Penangkapan AL merupakan buah manis dari koordinasi intensif dan pengembangan kasus antara Polres Banggai dan Polres Touna. Kapolsek Bunta, IPTU Syafarudin Ramin, mengonfirmasi bahwa pihaknya bersama Tim Satreskrim Polres Touna berhasil mengendus keberadaan pelaku di wilayah Simpang Raya pada Rabu, 18 Maret 2026.

"Pelaku berhasil kami amankan setelah dilakukan penyelidikan mendalam yang berkoordinasi dengan pemerintah desa setempat," ujar Syafarudin, Kamis, 19 Maret 2026.

Berdasarkan hasil pemeriksaan sementara, AL diketahui sempat menjual sepeda motor hasil kejahatannya di dua lokasi berbeda, yakni di Desa Dwipa Karya dan Desa Sumber Mulya.
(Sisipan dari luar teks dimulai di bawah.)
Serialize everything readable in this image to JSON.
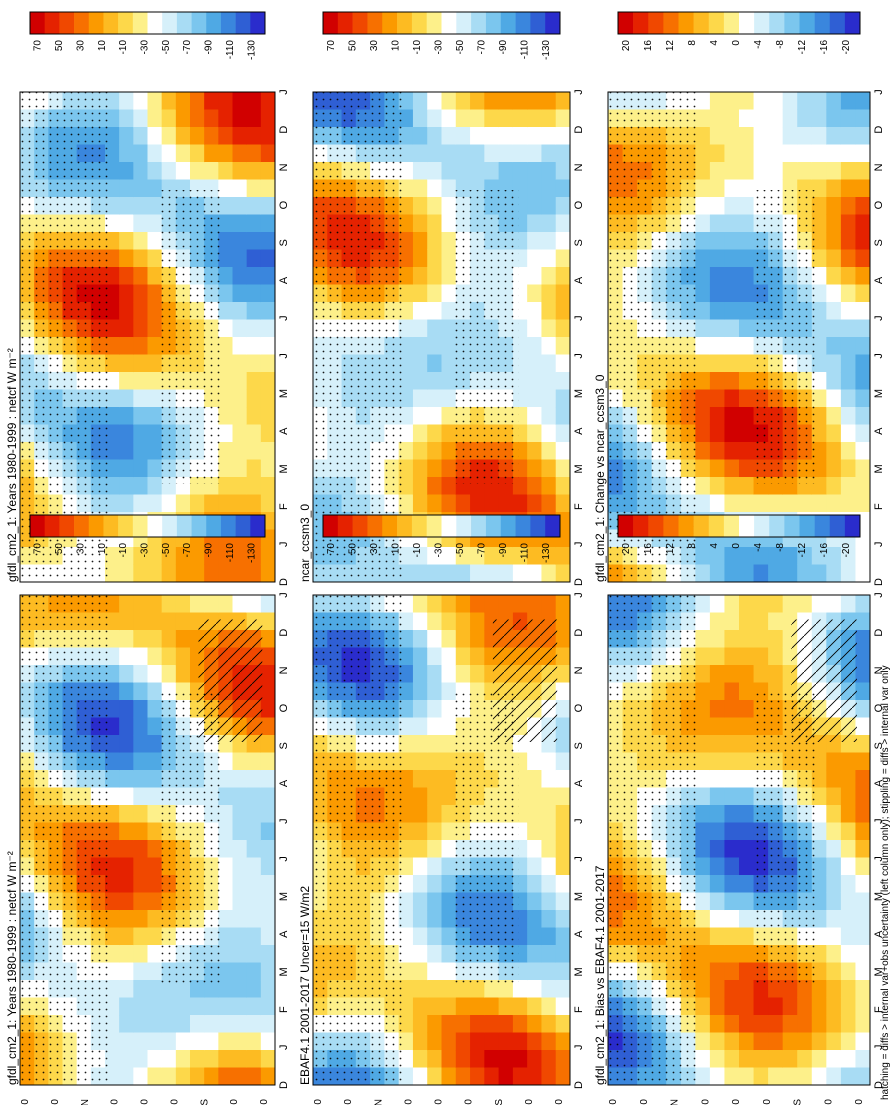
{
  "figure": {
    "footnote": "hatching = diffs > internal var+obs uncertainty (left column only); stippling = diffs > internal var only"
  },
  "colors": {
    "diverging": [
      "#d10000",
      "#e52200",
      "#f04800",
      "#f77000",
      "#fb9a00",
      "#fdbb22",
      "#fdd84a",
      "#fdf08a",
      "#ffffff",
      "#d6f0fa",
      "#a8dcf4",
      "#7bc6ee",
      "#4fa9e4",
      "#3a86dd",
      "#2f5fd4",
      "#2a2ccc"
    ],
    "axis": "#000000",
    "stipple": "#000000"
  },
  "chart_data": [
    {
      "id": "p1",
      "type": "heatmap",
      "title": "gfdl_cm2_1: Years 1980-1999 : netcf W m⁻²",
      "colorbar": [
        "70",
        "50",
        "30",
        "10",
        "-10",
        "-30",
        "-50",
        "-70",
        "-90",
        "-110",
        "-130"
      ],
      "hatched": true
    },
    {
      "id": "p2",
      "type": "heatmap",
      "title": "gfdl_cm2_1: Years 1980-1999 : netcf W m⁻²",
      "colorbar": [
        "70",
        "50",
        "30",
        "10",
        "-10",
        "-30",
        "-50",
        "-70",
        "-90",
        "-110",
        "-130"
      ],
      "hatched": false
    },
    {
      "id": "p3",
      "type": "heatmap",
      "title": "EBAF4.1 2001-2017 Uncer=15 W/m2",
      "colorbar": [
        "70",
        "50",
        "30",
        "10",
        "-10",
        "-30",
        "-50",
        "-70",
        "-90",
        "-110",
        "-130"
      ],
      "hatched": true
    },
    {
      "id": "p4",
      "type": "heatmap",
      "title": "ncar_ccsm3_0",
      "colorbar": [
        "70",
        "50",
        "30",
        "10",
        "-10",
        "-30",
        "-50",
        "-70",
        "-90",
        "-110",
        "-130"
      ],
      "hatched": false
    },
    {
      "id": "p5",
      "type": "heatmap",
      "title": "gfdl_cm2_1: Bias vs EBAF4.1 2001-2017",
      "colorbar": [
        "20",
        "16",
        "12",
        "8",
        "4",
        "0",
        "-4",
        "-8",
        "-12",
        "-16",
        "-20"
      ],
      "hatched": true
    },
    {
      "id": "p6",
      "type": "heatmap",
      "title": "gfdl_cm2_1: Change vs ncar_ccsm3_0",
      "colorbar": [
        "20",
        "16",
        "12",
        "8",
        "4",
        "0",
        "-4",
        "-8",
        "-12",
        "-16",
        "-20"
      ],
      "hatched": false
    }
  ],
  "axes": {
    "months": [
      "D",
      "J",
      "F",
      "M",
      "A",
      "M",
      "J",
      "J",
      "A",
      "S",
      "O",
      "N",
      "D",
      "J"
    ],
    "latitudes": [
      "80",
      "60",
      "°N",
      "20",
      "0",
      "20",
      "°S",
      "60",
      "80"
    ]
  }
}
Modus operandi pelaku adalah memetik kendaraan di Touna, lalu memasarkannya ke wilayah pedesaan di Banggai guna menghindari kecurigaan petugas.

Dalam operasi penangkapan tersebut, polisi turut menyita barang bukti berupa tiga unit sepeda motor matik pabrikan Yamaha, yang terdiri dari satu unit Yamaha Mio Sporty warna merah, satu unit Yamaha Mio warna hitam, serta satu unit Yamaha Fino Sporty warna hitam.

"Pelaku diamankan tak lama setelah menjual motor-motor hasil curian tersebut," tambah Syafarudin.

Usai menjalani pemeriksaan awal di Mapolsek Bunta, AL beserta seluruh barang bukti langsung diserahterimakan kepada Tim Opsnal Satreskrim Polres Touna untuk menjalani proses hukum lebih lanjut di tempat kejadian perkara awal.

Kerja sama lintas polres ini menegaskan komitmen kepolisian dalam mempersempit ruang gerak pelaku kejahatan antarkabupaten di wilayah Sulawesi Tengah.